第3話 ユーリアに頼もう!

「久しぶりだな、ジャスさん」


「ジャス、ティアス、様っ! ジャスティアス様と呼ぶように言っておろう!」


 ああ、憎々しい! ふてぶてしいっ!


 元・魔王の手先、現・ユーリアの執事ことショコラに(ムリヤリ)案内させて着いた接見の間。


 白く輝く大理石に、丸い支柱で支えられた広間。磨き上げられた綺麗な床には赤いカーペットが敷かれ、導かれるままに進めば、あやつこと世界最強の魔法少女のユーリアがおった。


 1年前と変わらない、毛先がカールした黒髪のツインテール、深い群青色に赤の差し色が入ったドレスとブーツ。


 そして、顔。

 そう顔だ。

 一度みたら忘れもしない、人を小馬鹿にしたような大きな三白眼に、あほみたく開けた三角の口!

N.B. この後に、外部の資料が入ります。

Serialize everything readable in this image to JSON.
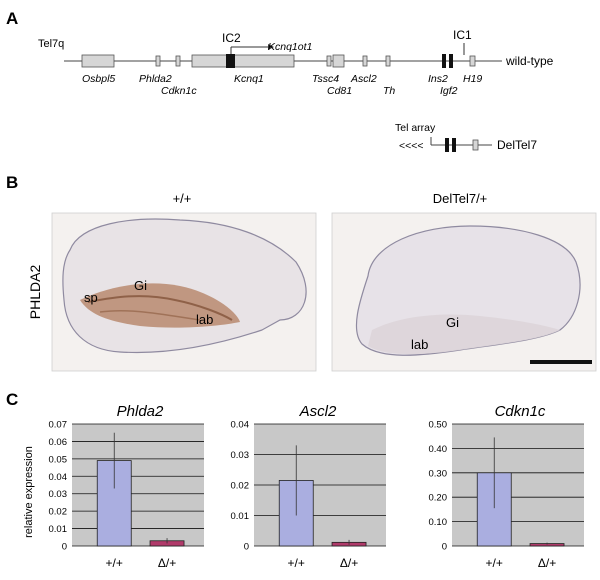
{
  "panel_a": {
    "letter": "A",
    "chromosome": "Tel7q",
    "allele_wt": "wild-type",
    "genes_below": [
      "Osbpl5",
      "Phlda2",
      "Cdkn1c",
      "Kcnq1",
      "Tssc4",
      "Cd81",
      "Ascl2",
      "Th",
      "Ins2",
      "Igf2",
      "H19"
    ],
    "ic2": "IC2",
    "kcnq1ot1": "Kcnq1ot1",
    "ic1": "IC1",
    "tel_array": "Tel array",
    "arrows": "<<<<",
    "allele_del": "DelTel7"
  },
  "panel_b": {
    "letter": "B",
    "stain": "PHLDA2",
    "left_genotype": "+/+",
    "right_genotype": "DelTel7/+",
    "left_labels": {
      "sp": "sp",
      "gi": "Gi",
      "lab": "lab"
    },
    "right_labels": {
      "gi": "Gi",
      "lab": "lab"
    }
  },
  "panel_c": {
    "letter": "C",
    "ylabel": "relative expression",
    "colors": {
      "wt": "#aaaee0",
      "del": "#b03a6a",
      "bg": "#c8c8c8"
    }
  },
  "chart_data": [
    {
      "type": "bar",
      "title": "Phlda2",
      "categories": [
        "+/+",
        "Δ/+"
      ],
      "values": [
        0.049,
        0.003
      ],
      "errors": [
        0.016,
        0.0015
      ],
      "ylim": [
        0,
        0.07
      ],
      "ticks": [
        "0.07",
        "0.06",
        "0.05",
        "0.04",
        "0.03",
        "0.02",
        "0.01",
        "0"
      ],
      "ylabel": "relative expression"
    },
    {
      "type": "bar",
      "title": "Ascl2",
      "categories": [
        "+/+",
        "Δ/+"
      ],
      "values": [
        0.0215,
        0.0012
      ],
      "errors": [
        0.0115,
        0.0008
      ],
      "ylim": [
        0,
        0.04
      ],
      "ticks": [
        "0.04",
        "0.03",
        "0.02",
        "0.01",
        "0"
      ]
    },
    {
      "type": "bar",
      "title": "Cdkn1c",
      "categories": [
        "+/+",
        "Δ/+"
      ],
      "values": [
        0.3,
        0.01
      ],
      "errors": [
        0.145,
        0.004
      ],
      "ylim": [
        0,
        0.5
      ],
      "ticks": [
        "0.50",
        "0.40",
        "0.30",
        "0.20",
        "0.10",
        "0"
      ]
    }
  ]
}
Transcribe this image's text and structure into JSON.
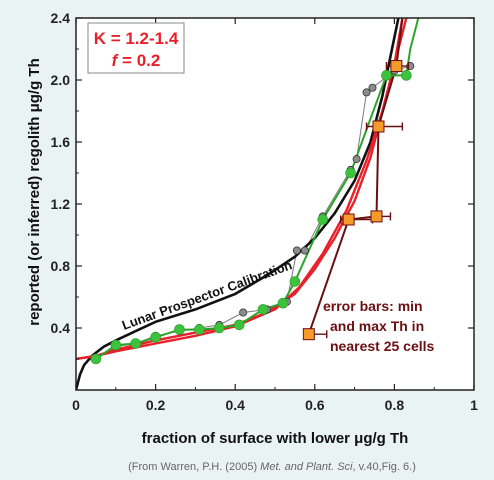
{
  "chart_data": {
    "type": "line",
    "xlabel": "fraction of surface with lower μg/g Th",
    "ylabel": "reported (or inferred) regolith μg/g Th",
    "xlim": [
      0,
      1
    ],
    "ylim": [
      0,
      2.4
    ],
    "x_ticks": [
      "0",
      "0.2",
      "0.4",
      "0.6",
      "0.8",
      "1"
    ],
    "x_tick_values": [
      0,
      0.2,
      0.4,
      0.6,
      0.8,
      1
    ],
    "y_ticks": [
      "0.4",
      "0.8",
      "1.2",
      "1.6",
      "2.0",
      "2.4"
    ],
    "y_tick_values": [
      0.4,
      0.8,
      1.2,
      1.6,
      2.0,
      2.4
    ],
    "grid": false,
    "param_box": {
      "line1": "K = 1.2-1.4",
      "f_symbol": "f",
      "line2_rest": " = 0.2"
    },
    "annotations": {
      "calibration_label": "Lunar Prospector Calibration",
      "error_note": [
        "error bars: min",
        "and max Th in",
        "nearest 25 cells"
      ]
    },
    "credit": {
      "prefix": "(From Warren, P.H. (2005) ",
      "journal": "Met. and Plant. Sci",
      "suffix": ", v.40,Fig. 6.)"
    },
    "colors": {
      "red": "#e8202a",
      "green_line": "#2aa52a",
      "green_marker": "#3cc23c",
      "gray_marker": "#8c8c8c",
      "black": "#111111",
      "dark_red": "#6b0f12",
      "orange_marker": "#f59b2a"
    },
    "series": [
      {
        "kind": "black-curve",
        "x": [
          0,
          0.01,
          0.02,
          0.04,
          0.07,
          0.1,
          0.15,
          0.2,
          0.3,
          0.4,
          0.48,
          0.55,
          0.6,
          0.65,
          0.7,
          0.74,
          0.77,
          0.79,
          0.81
        ],
        "y": [
          0,
          0.1,
          0.16,
          0.22,
          0.28,
          0.32,
          0.38,
          0.44,
          0.52,
          0.62,
          0.74,
          0.86,
          0.98,
          1.14,
          1.35,
          1.6,
          1.9,
          2.15,
          2.4
        ]
      },
      {
        "kind": "red-curve",
        "x": [
          0,
          0.05,
          0.1,
          0.2,
          0.3,
          0.4,
          0.48,
          0.55,
          0.6,
          0.65,
          0.7,
          0.74,
          0.77,
          0.8,
          0.82
        ],
        "y": [
          0.2,
          0.22,
          0.26,
          0.32,
          0.37,
          0.42,
          0.5,
          0.62,
          0.78,
          0.98,
          1.22,
          1.5,
          1.8,
          2.1,
          2.4
        ]
      },
      {
        "kind": "red-curve",
        "x": [
          0,
          0.05,
          0.1,
          0.2,
          0.3,
          0.4,
          0.5,
          0.56,
          0.62,
          0.68,
          0.73,
          0.77,
          0.8,
          0.83
        ],
        "y": [
          0.2,
          0.22,
          0.25,
          0.3,
          0.35,
          0.41,
          0.52,
          0.66,
          0.88,
          1.16,
          1.48,
          1.8,
          2.1,
          2.4
        ]
      },
      {
        "kind": "gray-markers",
        "x": [
          0.05,
          0.1,
          0.15,
          0.2,
          0.26,
          0.31,
          0.36,
          0.42,
          0.48,
          0.53,
          0.555,
          0.575,
          0.62,
          0.69,
          0.705,
          0.73,
          0.745,
          0.8,
          0.84
        ],
        "y": [
          0.2,
          0.28,
          0.3,
          0.35,
          0.38,
          0.4,
          0.42,
          0.5,
          0.52,
          0.57,
          0.9,
          0.9,
          1.12,
          1.42,
          1.49,
          1.92,
          1.95,
          2.06,
          2.09
        ]
      },
      {
        "kind": "green-line",
        "x": [
          0.05,
          0.1,
          0.15,
          0.2,
          0.26,
          0.31,
          0.36,
          0.41,
          0.47,
          0.52,
          0.55,
          0.62,
          0.69,
          0.78,
          0.83,
          0.84,
          0.86
        ],
        "y": [
          0.2,
          0.29,
          0.3,
          0.34,
          0.39,
          0.39,
          0.4,
          0.42,
          0.52,
          0.56,
          0.7,
          1.1,
          1.4,
          2.03,
          2.03,
          2.2,
          2.4
        ]
      },
      {
        "kind": "orange-error",
        "x": [
          0.585,
          0.685,
          0.755,
          0.76,
          0.805
        ],
        "y": [
          0.36,
          1.1,
          1.12,
          1.7,
          2.09
        ],
        "xerr_low": [
          0.01,
          0.02,
          0.005,
          0.03,
          0.025
        ],
        "xerr_high": [
          0.045,
          0.06,
          0.035,
          0.06,
          0.03
        ],
        "link": [
          0.585,
          0.685,
          0.755,
          0.76,
          0.805,
          0.82
        ]
      }
    ]
  }
}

 魔法少女ユーリアは、4等身の小さな体で黄金色の玉座にだるそうに座っていた。ただお尻が痛くないように、柔らかなクッションを敷いて。


「ああ、そんなに屈まんでよい。楽にしてよいぞ」


「……なっ!」


 ユーリアに言われてから神は気付いた。自分が片膝ついて跪いていることに。


 いや私、神だしっ! なんで跪いているんだっ!


 神は慌てて立ち上がり、背筋を伸ばしてふんぞり返った。


「……改めてユーリアよ、いま再び荒れ果てたエアデロンの世界を救いなさい。魔王の魔術により、この世はまた混沌とした世界が広がっておるのだ」


 さっきの失態を取り戻すかのように、神はその名に相応しいカリスマ性溢れる演説を始めた。

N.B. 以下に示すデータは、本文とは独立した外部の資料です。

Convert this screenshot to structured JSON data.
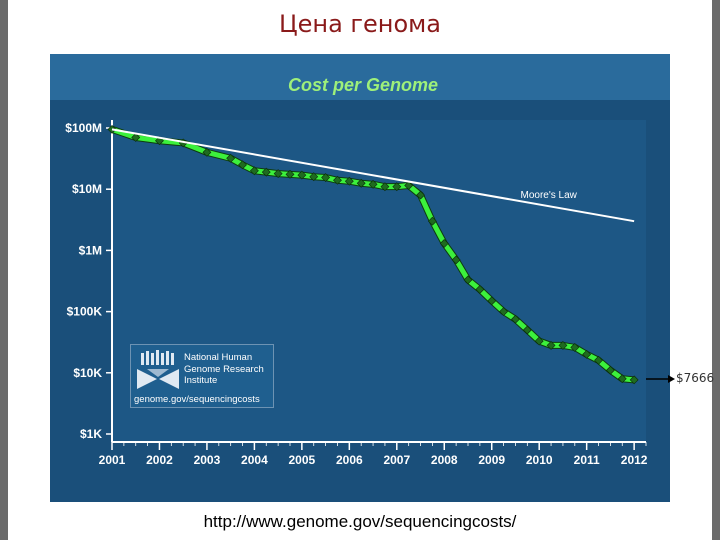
{
  "slide": {
    "title": "Цена генома",
    "source_url": "http://www.genome.gov/sequencingcosts/",
    "callout": "$7666"
  },
  "logo": {
    "lines": [
      "National Human",
      "Genome Research",
      "Institute"
    ],
    "url": "genome.gov/sequencingcosts"
  },
  "colors": {
    "panel": "#1a4f7a",
    "title_band": "#2a6b9c",
    "title_text": "#9ef07a",
    "cost_line": "#3cf03c",
    "cost_marker": "#1f6b1f",
    "moore_line": "#ffffff",
    "grid": "#3f79a3"
  },
  "chart_data": {
    "type": "line",
    "title": "Cost per Genome",
    "xlabel": "",
    "ylabel": "",
    "y_scale": "log",
    "ylim": [
      1000,
      100000000
    ],
    "xlim": [
      2001.0,
      2012.25
    ],
    "y_ticks": [
      {
        "value": 100000000,
        "label": "$100M"
      },
      {
        "value": 10000000,
        "label": "$10M"
      },
      {
        "value": 1000000,
        "label": "$1M"
      },
      {
        "value": 100000,
        "label": "$100K"
      },
      {
        "value": 10000,
        "label": "$10K"
      },
      {
        "value": 1000,
        "label": "$1K"
      }
    ],
    "x_ticks": [
      2001,
      2002,
      2003,
      2004,
      2005,
      2006,
      2007,
      2008,
      2009,
      2010,
      2011,
      2012
    ],
    "legend": "none",
    "grid": false,
    "series": [
      {
        "name": "",
        "style": "cost",
        "x": [
          2001.0,
          2001.5,
          2002.0,
          2002.5,
          2003.0,
          2003.5,
          2003.75,
          2004.0,
          2004.25,
          2004.5,
          2004.75,
          2005.0,
          2005.25,
          2005.5,
          2005.75,
          2006.0,
          2006.25,
          2006.5,
          2006.75,
          2007.0,
          2007.25,
          2007.5,
          2007.75,
          2008.0,
          2008.25,
          2008.5,
          2008.75,
          2009.0,
          2009.25,
          2009.5,
          2009.75,
          2010.0,
          2010.25,
          2010.5,
          2010.75,
          2011.0,
          2011.25,
          2011.5,
          2011.75,
          2012.0
        ],
        "y": [
          95000000,
          70000000,
          62000000,
          57000000,
          40000000,
          32000000,
          25000000,
          20000000,
          19000000,
          18000000,
          17500000,
          17000000,
          16000000,
          15500000,
          14000000,
          13500000,
          12500000,
          12000000,
          11000000,
          11000000,
          11500000,
          8000000,
          3000000,
          1300000,
          700000,
          330000,
          230000,
          150000,
          100000,
          75000,
          50000,
          33000,
          28000,
          28000,
          26000,
          20000,
          16000,
          11000,
          8000,
          7666
        ]
      },
      {
        "name": "Moore's Law",
        "style": "moore",
        "x": [
          2001.0,
          2012.0
        ],
        "y": [
          95000000,
          3000000
        ]
      }
    ]
  }
}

「世界の魔法少女たちは魔王の手により、悪に染まってしまった。お前の力で全ての魔法少女たちを魔術から解き、力を合わせて魔王を倒しなさい」


 決まった……!

 瞳を閉じて悦に浸る神は、内心自らの素晴らしさに満足していた。


 ……。


 ……。


 余りにも長い沈黙に耐えかねて、神はそっと目を開けた。


「って、おいっ!」


 ユーリアはどこから出したのか、サングラスを付けている。


「ジャスさんは、まぶしい……」


 ユーリアはイヤそうな声ではっきりと神にのたまう。


「その髪の輝きはなんとかなならないか? ワット数、下げて欲しい……」


「え、あっ、そんなにまぶしい? ごめんね、下げるね」


 神はしゅんっとして、髪の毛の明かりのワット数を下げた。